Extracting Slide Images from a Pdf

Being a programmer, I'm often tempted to crack open a compiler when faced with a task that involves anything to do with computers.

In this case, I needed to create a some screenshots of the slides from a presentation. Unfortunately the presentation document was only available as a pdf. This left me with the choice of crafting a solution myself or in finding an already existing tool or coercing a set of tools to do the work.

Now I had a vague recollection that Inkscape could import a pdf file. On investigating the command line reference, it seems that Inkscape can import a pdf and export an image from it.

Inkscape.exe slidedeck.pdf --export-png=slidedeck.webp

Great. Except that it only works with the first page in the document.

So what I needed is a tool to take a multi-page pdf and split it into single pages. Which is exactly what Coherent Pdf Tools are able to do. Like this

cpdf.exe -split slidedeck.pdf -o slidedeck%%%%.pdf

Which generates a sequence of single page pdfs, numbered 01.pdf upwards.

Once I had the syntax of the two command line building blocks I used a bit of MsBuild batching magic to handle the conversion of each individual page into an image.


<Project DefaultTargets="Build" xmlns="http://schemas.microsoft.com/developer/msbuild/2003" ToolsVersion="4.0">

  <PropertyGroup>
    <PathToCpdf>"C:\bin\cpdf.exe"</PathToCpdf>
    <PathToInkscape>"C:\Program Files (x86)\Inkscape\inkscape.exe"</PathToInkscape>
    <PathToPdfToSvg>"C:\bin\pdf2svg.exe"</PathToPdfToSvg>
    <ExportViaSvg>true</ExportViaSvg>
  </PropertyGroup>

  <Target Name="GenerateSinglePagePdfs">

    <ItemGroup>
      <Slides Include="$(MSBuildThisFileDirectory)*.pdf" />
    </ItemGroup>

    <Exec Command='$(PathToCpdf) -split %(Slides.Identity) -o %(Slides.Filename)%%%%.pdf' />

  </Target>

  <Target Name="GenerateImagesFromPdfs">

    <ItemGroup>
      <SingleSlides Include="$(MSBuildThisFileDirectory)*.pdf" />
    </ItemGroup>

    <Exec Condition="$(ExportViaSvg)" Command='$(PathToPdfToSvg) %(SingleSlides.Identity) "%(SingleSlides.Filename).svg" 1' ContinueOnError="true" />
    <Exec Condition="$(ExportViaSvg)" Command='$(PathToInkscape) -f "%(SingleSlides.Filename).svg" -e "%(SingleSlides.Filename).png" ' ContinueOnError="true" />
    <Exec Condition="!$(ExportViaSvg)" Command='$(PathToInkscape) %(SingleSlides.Identity) --export-png="%(SingleSlides.Filename).png"' ContinueOnError="true" />

  </Target>

  <Target Name="Build" DependsOnTargets="GenerateSinglePagePdfs;GenerateImagesFromPdfs" />


</Project>

Update

Now I've been playing with this technique for a number of different slide decks, I discovered that any pdf with embedded fonts didn't export correctly. The font was replaced by Inkscape with a weird "not understood" icon.

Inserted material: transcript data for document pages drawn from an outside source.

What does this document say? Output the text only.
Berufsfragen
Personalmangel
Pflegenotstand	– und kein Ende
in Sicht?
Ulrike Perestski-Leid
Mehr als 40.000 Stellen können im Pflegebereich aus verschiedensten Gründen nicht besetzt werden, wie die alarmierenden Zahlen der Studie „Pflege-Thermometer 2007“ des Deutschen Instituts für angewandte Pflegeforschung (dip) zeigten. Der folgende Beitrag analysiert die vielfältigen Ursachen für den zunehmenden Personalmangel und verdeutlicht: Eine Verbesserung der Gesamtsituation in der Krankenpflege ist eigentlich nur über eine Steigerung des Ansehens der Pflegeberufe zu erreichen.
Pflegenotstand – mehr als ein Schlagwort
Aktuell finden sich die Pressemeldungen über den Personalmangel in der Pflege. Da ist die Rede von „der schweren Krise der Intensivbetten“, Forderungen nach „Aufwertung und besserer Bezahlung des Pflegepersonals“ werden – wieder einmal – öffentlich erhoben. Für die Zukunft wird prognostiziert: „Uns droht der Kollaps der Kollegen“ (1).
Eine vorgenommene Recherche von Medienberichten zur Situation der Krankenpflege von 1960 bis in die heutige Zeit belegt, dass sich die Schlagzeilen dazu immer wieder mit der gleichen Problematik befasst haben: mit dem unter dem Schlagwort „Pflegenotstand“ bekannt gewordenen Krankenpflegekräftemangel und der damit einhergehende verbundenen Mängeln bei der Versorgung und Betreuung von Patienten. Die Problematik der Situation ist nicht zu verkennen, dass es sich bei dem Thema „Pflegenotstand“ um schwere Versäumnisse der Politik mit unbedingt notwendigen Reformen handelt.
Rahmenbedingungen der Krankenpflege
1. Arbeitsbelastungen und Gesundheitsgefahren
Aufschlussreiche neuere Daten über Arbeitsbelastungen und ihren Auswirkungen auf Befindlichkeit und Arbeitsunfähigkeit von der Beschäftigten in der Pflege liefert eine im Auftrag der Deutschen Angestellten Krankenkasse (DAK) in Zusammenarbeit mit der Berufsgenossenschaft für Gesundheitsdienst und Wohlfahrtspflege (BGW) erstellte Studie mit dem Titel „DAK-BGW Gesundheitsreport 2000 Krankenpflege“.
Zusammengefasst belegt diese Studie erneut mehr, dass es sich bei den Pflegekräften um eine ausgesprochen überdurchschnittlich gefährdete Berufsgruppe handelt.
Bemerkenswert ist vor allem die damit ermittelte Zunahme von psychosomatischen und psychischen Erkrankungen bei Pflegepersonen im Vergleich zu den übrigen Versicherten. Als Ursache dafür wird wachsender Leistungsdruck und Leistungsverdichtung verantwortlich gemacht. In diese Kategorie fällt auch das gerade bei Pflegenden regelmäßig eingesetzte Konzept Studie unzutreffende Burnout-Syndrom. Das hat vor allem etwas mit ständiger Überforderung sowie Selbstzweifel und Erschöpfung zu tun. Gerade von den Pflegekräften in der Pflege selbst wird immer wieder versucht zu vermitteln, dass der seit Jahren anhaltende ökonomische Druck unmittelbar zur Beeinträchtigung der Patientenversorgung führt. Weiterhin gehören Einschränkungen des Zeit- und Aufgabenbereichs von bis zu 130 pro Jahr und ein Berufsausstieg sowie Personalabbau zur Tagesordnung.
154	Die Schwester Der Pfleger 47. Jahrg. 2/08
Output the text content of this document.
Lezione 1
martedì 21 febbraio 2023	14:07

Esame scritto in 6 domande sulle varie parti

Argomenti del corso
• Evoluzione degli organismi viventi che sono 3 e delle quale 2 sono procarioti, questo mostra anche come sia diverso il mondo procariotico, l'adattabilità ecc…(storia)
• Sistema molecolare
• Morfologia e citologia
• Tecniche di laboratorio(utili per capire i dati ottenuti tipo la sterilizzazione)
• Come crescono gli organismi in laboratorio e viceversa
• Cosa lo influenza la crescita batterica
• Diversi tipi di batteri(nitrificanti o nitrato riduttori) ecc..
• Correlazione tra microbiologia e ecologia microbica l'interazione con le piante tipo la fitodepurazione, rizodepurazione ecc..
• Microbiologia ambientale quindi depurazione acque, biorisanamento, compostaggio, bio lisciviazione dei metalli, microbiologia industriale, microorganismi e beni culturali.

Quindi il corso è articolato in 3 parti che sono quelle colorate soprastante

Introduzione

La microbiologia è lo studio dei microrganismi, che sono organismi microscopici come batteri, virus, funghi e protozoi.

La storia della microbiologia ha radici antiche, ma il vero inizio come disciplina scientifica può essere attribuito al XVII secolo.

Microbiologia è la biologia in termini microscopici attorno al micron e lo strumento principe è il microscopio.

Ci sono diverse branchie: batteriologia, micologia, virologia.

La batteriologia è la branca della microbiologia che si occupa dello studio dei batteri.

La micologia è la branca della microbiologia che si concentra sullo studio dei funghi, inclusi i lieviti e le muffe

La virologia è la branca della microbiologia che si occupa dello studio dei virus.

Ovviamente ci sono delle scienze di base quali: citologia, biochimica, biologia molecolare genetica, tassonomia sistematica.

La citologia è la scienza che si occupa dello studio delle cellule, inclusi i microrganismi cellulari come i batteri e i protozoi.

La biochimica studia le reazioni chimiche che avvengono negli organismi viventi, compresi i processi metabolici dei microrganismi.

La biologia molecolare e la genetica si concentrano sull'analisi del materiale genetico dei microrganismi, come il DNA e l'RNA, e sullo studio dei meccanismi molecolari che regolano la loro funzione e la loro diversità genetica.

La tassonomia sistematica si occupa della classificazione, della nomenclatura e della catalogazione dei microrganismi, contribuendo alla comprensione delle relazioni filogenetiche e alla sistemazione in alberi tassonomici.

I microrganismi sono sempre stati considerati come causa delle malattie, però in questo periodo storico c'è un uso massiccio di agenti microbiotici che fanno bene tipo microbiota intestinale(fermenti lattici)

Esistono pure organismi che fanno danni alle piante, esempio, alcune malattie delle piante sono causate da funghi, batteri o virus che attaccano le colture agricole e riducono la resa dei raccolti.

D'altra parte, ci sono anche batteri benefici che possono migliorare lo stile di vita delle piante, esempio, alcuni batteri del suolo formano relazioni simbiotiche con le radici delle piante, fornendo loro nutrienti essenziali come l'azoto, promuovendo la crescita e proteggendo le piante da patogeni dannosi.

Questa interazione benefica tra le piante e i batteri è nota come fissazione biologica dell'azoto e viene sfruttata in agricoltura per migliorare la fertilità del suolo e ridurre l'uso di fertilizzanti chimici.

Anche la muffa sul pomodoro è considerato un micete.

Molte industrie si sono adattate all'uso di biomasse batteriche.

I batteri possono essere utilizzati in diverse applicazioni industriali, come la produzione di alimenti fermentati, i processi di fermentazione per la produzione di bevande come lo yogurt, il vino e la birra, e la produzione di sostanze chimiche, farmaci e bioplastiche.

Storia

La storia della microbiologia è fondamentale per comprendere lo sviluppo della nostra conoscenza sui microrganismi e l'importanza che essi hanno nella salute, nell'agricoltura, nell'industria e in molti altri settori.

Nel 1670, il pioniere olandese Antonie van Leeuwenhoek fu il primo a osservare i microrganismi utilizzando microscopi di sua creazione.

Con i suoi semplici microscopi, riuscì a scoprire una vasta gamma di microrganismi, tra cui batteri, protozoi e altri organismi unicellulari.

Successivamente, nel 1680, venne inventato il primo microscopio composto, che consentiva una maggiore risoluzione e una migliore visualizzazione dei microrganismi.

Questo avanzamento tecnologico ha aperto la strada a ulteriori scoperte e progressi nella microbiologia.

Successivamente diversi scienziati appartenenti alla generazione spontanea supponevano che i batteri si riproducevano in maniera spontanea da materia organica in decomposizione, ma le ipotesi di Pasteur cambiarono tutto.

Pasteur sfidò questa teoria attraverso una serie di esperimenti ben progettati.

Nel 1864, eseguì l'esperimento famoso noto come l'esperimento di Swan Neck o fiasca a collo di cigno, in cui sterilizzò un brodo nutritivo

Clearly another approach was needed. After some googling, I discovered another tool, pdf2svg which could export pdfs to svg and could handle embedded fonts.

pdf2svg.exe slide01.pdf slide01.webp 1

Fortunately, but unsurprisingly, Inkscape is so awesome it can handle conversion from svg to png.

Inkscape.exe -f slide01.svg -e slide01.webp

So the script has had to change a little to include the extra tool in the chain. It now goes....

Multi-page-pdf -> batch-single-page-pdfs -> batch-single-svgs -> batch-single-pngs

I have refreshed the gist above to reflect this new information.